Opus 4.6 uncovers 500 zero-day flaws in open-source code

Verification and evidence

  • Many commenters ask whether the “500 zero-day” figure has been independently verified or published as CVEs with CVSS scores.
  • Anthropic’s public writeup is seen as marketing-heavy and example-light; people want a detailed paper with methodology, false-positive rates, and responses from affected projects.
  • Prior Anthropic claims (e.g., “Chinese APT” use of Claude) are cited as reasons to be extra skeptical of their security PR.
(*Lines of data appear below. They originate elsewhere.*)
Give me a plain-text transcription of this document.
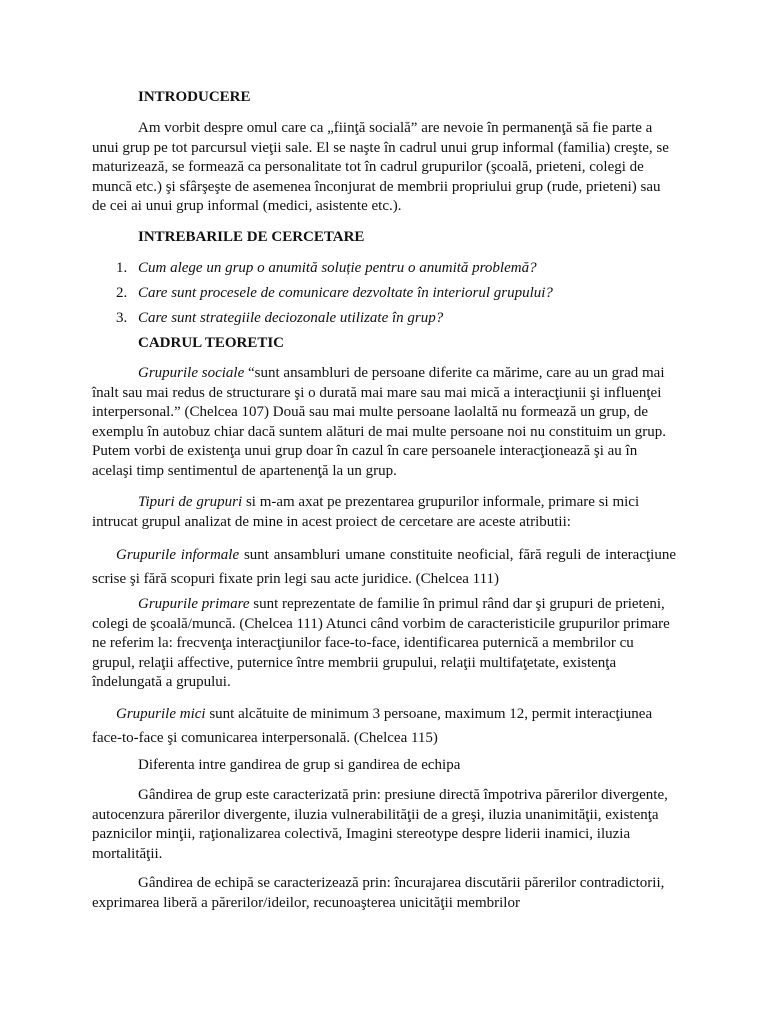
INTRODUCERE

Am vorbit despre omul care ca „fiinţă socială” are nevoie în permanenţă să fie parte a unui grup pe tot parcursul vieţii sale. El se naşte în cadrul unui grup informal (familia) creşte, se maturizează, se formează ca personalitate tot în cadrul grupurilor (şcoală, prieteni, colegi de muncă etc.) şi sfârşeşte de asemenea înconjurat de membrii propriului grup (rude, prieteni) sau de cei ai unui grup informal (medici, asistente etc.).

INTREBARILE DE CERCETARE

1. Cum alege un grup o anumită soluție pentru o anumită problemă?
2. Care sunt procesele de comunicare dezvoltate în interiorul grupului?
3. Care sunt strategiile deciozonale utilizate în grup?

CADRUL TEORETIC

Grupurile sociale “sunt ansambluri de persoane diferite ca mărime, care au un grad mai înalt sau mai redus de structurare şi o durată mai mare sau mai mică a interacţiunii şi influenţei interpersonal.” (Chelcea 107) Două sau mai multe persoane laolaltă nu formează un grup, de exemplu în autobuz chiar dacă suntem alături de mai multe persoane noi nu constituim un grup. Putem vorbi de existenţa unui grup doar în cazul în care persoanele interacţionează şi au în acelaşi timp sentimentul de apartenenţă la un grup.

Tipuri de grupuri si m-am axat pe prezentarea grupurilor informale, primare si mici intrucat grupul analizat de mine in acest proiect de cercetare are aceste atributii:

Grupurile informale sunt ansambluri umane constituite neoficial, fără reguli de interacţiune scrise şi fără scopuri fixate prin legi sau acte juridice. (Chelcea 111)

Grupurile primare sunt reprezentate de familie în primul rând dar şi grupuri de prieteni, colegi de şcoală/muncă. (Chelcea 111) Atunci când vorbim de caracteristicile grupurilor primare ne referim la: frecvenţa interacţiunilor face-to-face, identificarea puternică a membrilor cu grupul, relaţii affective, puternice între membrii grupului, relaţii multifaţetate, existenţa îndelungată a grupului.

Grupurile mici sunt alcătuite de minimum 3 persoane, maximum 12, permit interacţiunea face-to-face şi comunicarea interpersonală. (Chelcea 115)

Diferenta intre gandirea de grup si gandirea de echipa

Gândirea de grup este caracterizată prin: presiune directă împotriva părerilor divergente, autocenzura părerilor divergente, iluzia vulnerabilităţii de a greşi, iluzia unanimităţii, existenţa paznicilor minţii, raţionalizarea colectivă, Imagini stereotype despre liderii inamici, iluzia mortalităţii.

Gândirea de echipă se caracterizează prin: încurajarea discutării părerilor contradictorii, exprimarea liberă a părerilor/ideilor, recunoaşterea unicităţii membrilor
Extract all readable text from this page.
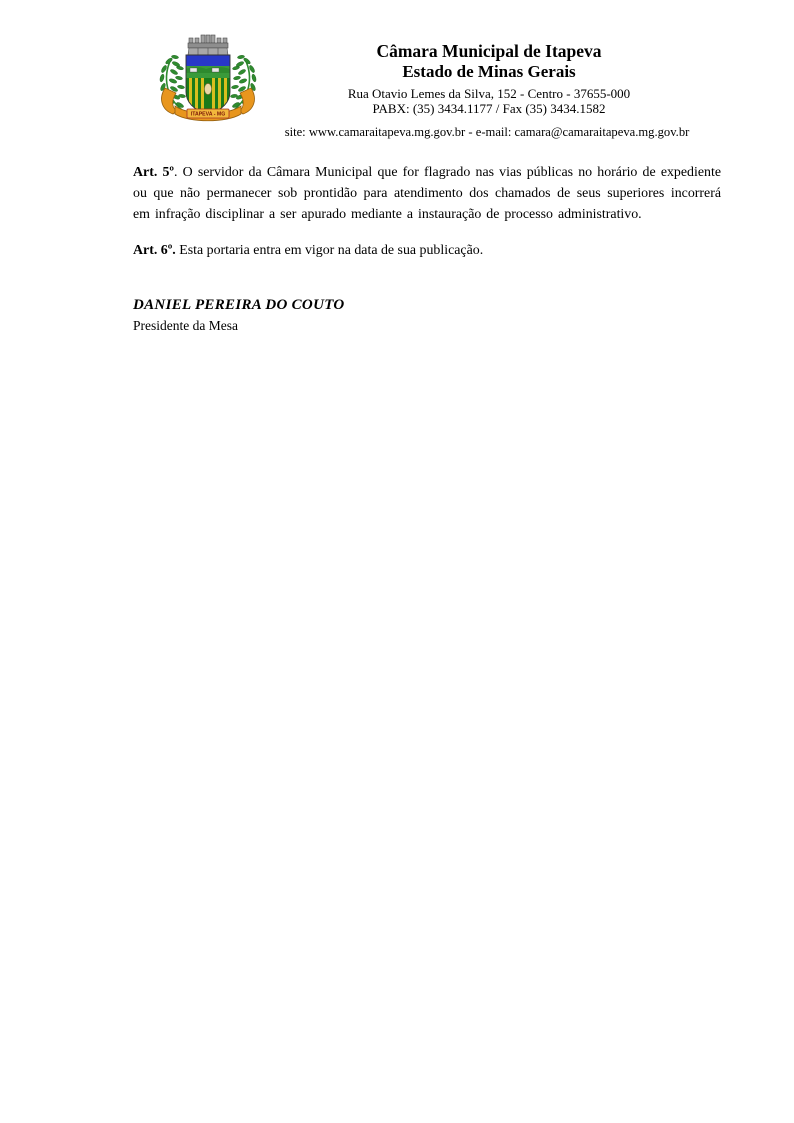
ITAPEVA - MG
Câmara Municipal de Itapeva
Estado de Minas Gerais
Rua Otavio Lemes da Silva, 152 - Centro - 37655-000
PABX: (35) 3434.1177 / Fax (35) 3434.1582
site: www.camaraitapeva.mg.gov.br - e-mail: camara@camaraitapeva.mg.gov.br

Art. 5º. O servidor da Câmara Municipal que for flagrado nas vias públicas no horário de expediente ou que não permanecer sob prontidão para atendimento dos chamados de seus superiores incorrerá em infração disciplinar a ser apurado mediante a instauração de processo administrativo.

Art. 6º. Esta portaria entra em vigor na data de sua publicação.

DANIEL PEREIRA DO COUTO
Presidente da Mesa
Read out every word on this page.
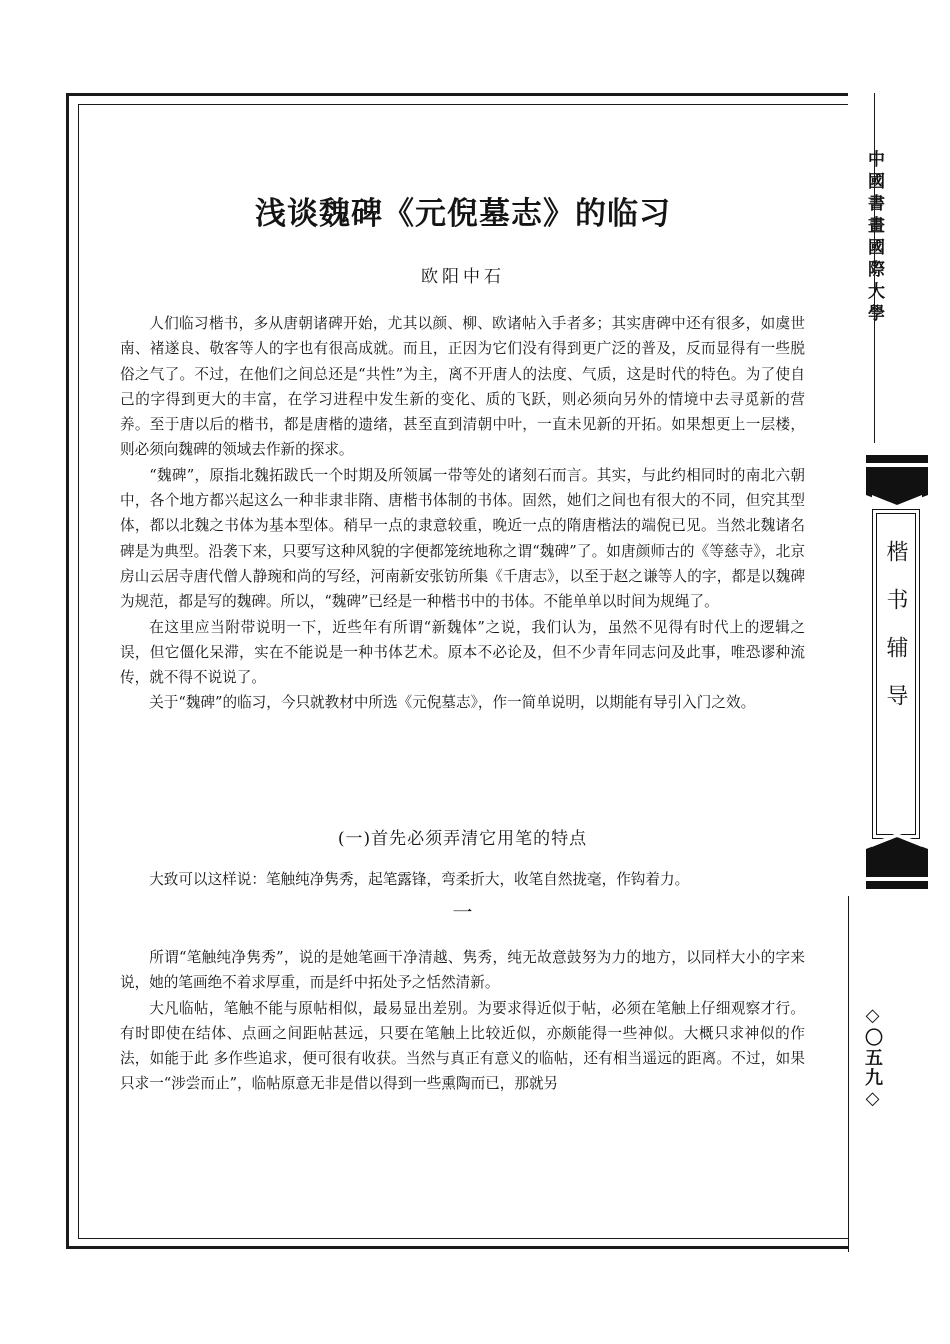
浅谈魏碑《元倪墓志》的临习
欧阳中石

人们临习楷书，多从唐朝诸碑开始，尤其以颜、柳、欧诸帖入手者多；其实唐碑中还有很多，如虞世南、褚遂良、敬客等人的字也有很高成就。而且，正因为它们没有得到更广泛的普及，反而显得有一些脱俗之气了。不过，在他们之间总还是“共性”为主，离不开唐人的法度、气质，这是时代的特色。为了使自己的字得到更大的丰富，在学习进程中发生新的变化、质的飞跃，则必须向另外的情境中去寻觅新的营养。至于唐以后的楷书，都是唐楷的遗绪，甚至直到清朝中叶，一直未见新的开拓。如果想更上一层楼，则必须向魏碑的领域去作新的探求。

“魏碑”，原指北魏拓跋氏一个时期及所领属一带等处的诸刻石而言。其实，与此约相同时的南北六朝中，各个地方都兴起这么一种非隶非隋、唐楷书体制的书体。固然，她们之间也有很大的不同，但究其型体，都以北魏之书体为基本型体。稍早一点的隶意较重，晚近一点的隋唐楷法的端倪已见。当然北魏诸名碑是为典型。沿袭下来，只要写这种风貌的字便都笼统地称之谓“魏碑”了。如唐颜师古的《等慈寺》，北京房山云居寺唐代僧人静琬和尚的写经，河南新安张钫所集《千唐志》，以至于赵之谦等人的字，都是以魏碑为规范，都是写的魏碑。所以，“魏碑”已经是一种楷书中的书体。不能单单以时间为规绳了。

在这里应当附带说明一下，近些年有所谓“新魏体”之说，我们认为，虽然不见得有时代上的逻辑之误，但它僵化呆滞，实在不能说是一种书体艺术。原本不必论及，但不少青年同志问及此事，唯恐谬种流传，就不得不说说了。

关于“魏碑”的临习，今只就教材中所选《元倪墓志》，作一简单说明，以期能有导引入门之效。

(一)首先必须弄清它用笔的特点
大致可以这样说：笔触纯净隽秀，起笔露锋，弯柔折大，收笔自然拢毫，作钩着力。
一

所谓“笔触纯净隽秀”，说的是她笔画干净清越、隽秀，纯无故意鼓努为力的地方，以同样大小的字来说，她的笔画绝不着求厚重，而是纤中拓处予之恬然清新。

大凡临帖，笔触不能与原帖相似，最易显出差别。为要求得近似于帖，必须在笔触上仔细观察才行。有时即使在结体、点画之间距帖甚远，只要在笔触上比较近似，亦颇能得一些神似。大概只求神似的作法，如能于此 多作些追求，便可很有收获。当然与真正有意义的临帖，还有相当遥远的距离。不过，如果只求一“涉尝而止”，临帖原意无非是借以得到一些熏陶而已，那就另

中國書畫國際大學
楷书辅导
◇〇五九◇
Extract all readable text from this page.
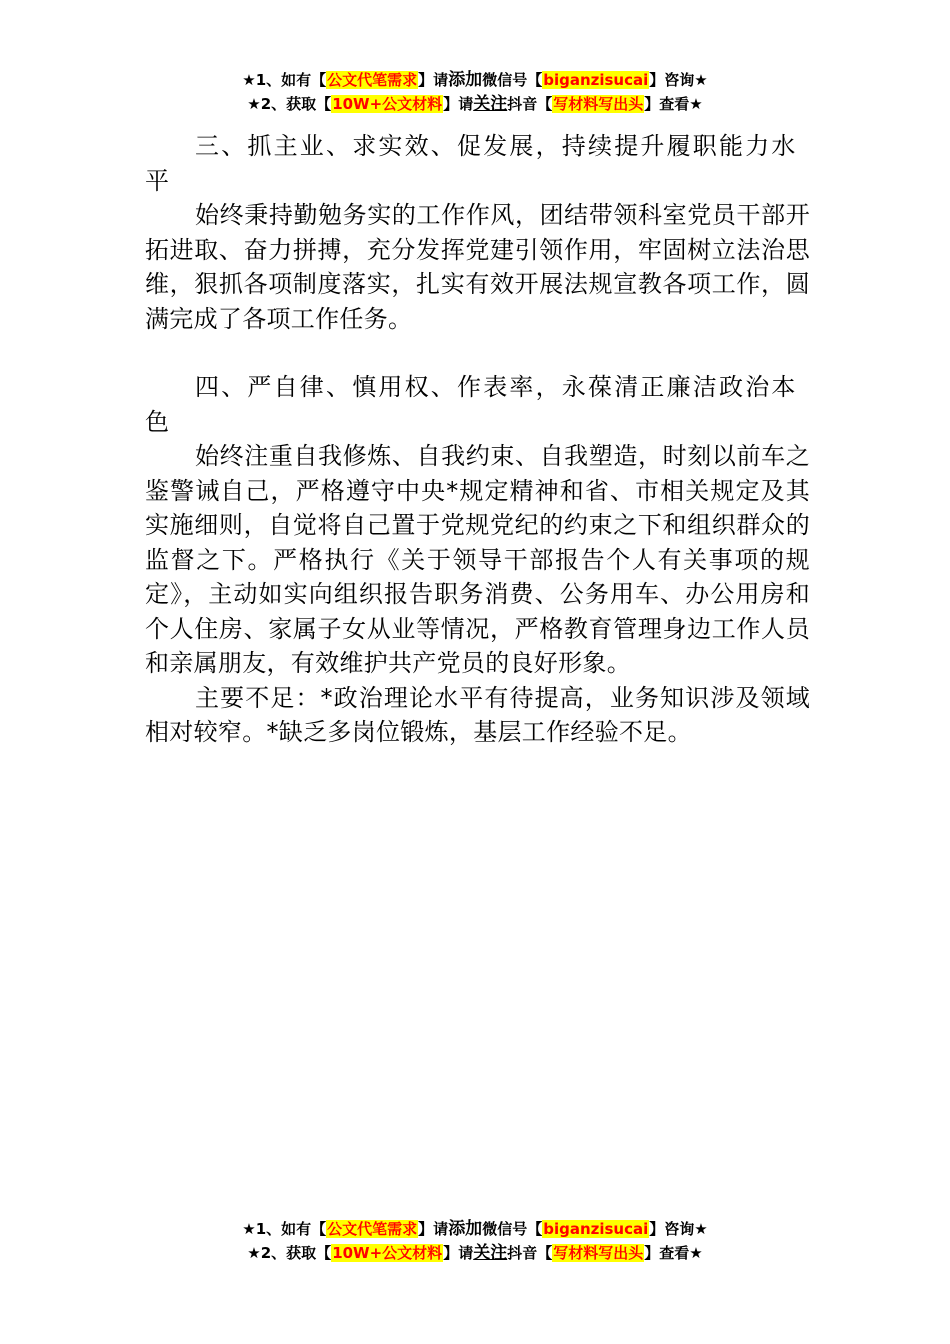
★1、如有【公文代笔需求】请添加微信号【biganzisucai】咨询★
★2、获取【10W+公文材料】请关注抖音【写材料写出头】查看★

三、抓主业、求实效、促发展，持续提升履职能力水平

始终秉持勤勉务实的工作作风，团结带领科室党员干部开拓进取、奋力拼搏，充分发挥党建引领作用，牢固树立法治思维，狠抓各项制度落实，扎实有效开展法规宣教各项工作，圆满完成了各项工作任务。

四、严自律、慎用权、作表率，永葆清正廉洁政治本色

始终注重自我修炼、自我约束、自我塑造，时刻以前车之鉴警诫自己，严格遵守中央*规定精神和省、市相关规定及其实施细则，自觉将自己置于党规党纪的约束之下和组织群众的监督之下。严格执行《关于领导干部报告个人有关事项的规定》，主动如实向组织报告职务消费、公务用车、办公用房和个人住房、家属子女从业等情况，严格教育管理身边工作人员和亲属朋友，有效维护共产党员的良好形象。

主要不足：*政治理论水平有待提高，业务知识涉及领域相对较窄。*缺乏多岗位锻炼，基层工作经验不足。

★1、如有【公文代笔需求】请添加微信号【biganzisucai】咨询★
★2、获取【10W+公文材料】请关注抖音【写材料写出头】查看★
Value and limits of LLM-based vulnerability discovery

  • Some security practitioners in the thread say they’re not surprised; LLM-assisted vuln research has been progressing for years and fits the pattern-heavy, closed-loop nature of the work.
  • Others argue it’s unclear if these are genuinely “hard to find” bugs versus low-hanging fruit in very old, complex codebases.
  • A technical example from Ghostscript is noted: the model missed issues via general analysis but found one by reasoning over commit history and partial fixes.

OpenClaw tangent

  • There’s disagreement over whether finding ~100 bugs in OpenClaw is “enormous economic value.”
  • Several people hadn’t heard of OpenClaw and doubt its “massive adoption”; others argue that even unpopular or frivolous software is worth hardening if widely installed.

Terminology and bug-bounty “slop”

  • Multiple commenters complain that “zero-day” is used loosely; here it really just means “previously unknown vulnerability in shipping software.”
  • Maintainers’ experience with AI-generated bug reports (e.g., in curl) is raised: lots of low-quality “slop” from automated tools and LLMs swamping real findings.
  • Others counter that serious teams using AI analyzers have already submitted valid, high-impact bugs; the problem is amateurs, not the technique.

Trust, authority, and conflicts of interest

  • A long subthread debates whether to trust claims from well-known security experts who say these results are plausible.
  • Some see this as an argument from authority or note potential conflicts of interest (researchers employed by an LLM vendor); others argue expertise and track record are relevant evidence.

Broader implications and criticisms

  • Concerns include: LLMs introducing new vulnerabilities into code, uptime/availability if used in continuous security workflows, and the risk that attackers will use the same tools.
  • Some lament that Anthropic is touting defensive uses while restricting access for defenders, effectively keeping the offensive advantage in-house.
  • A few note this may slow “rewrite in safer language” efforts if LLMs can keep legacy C codebases limping along more safely.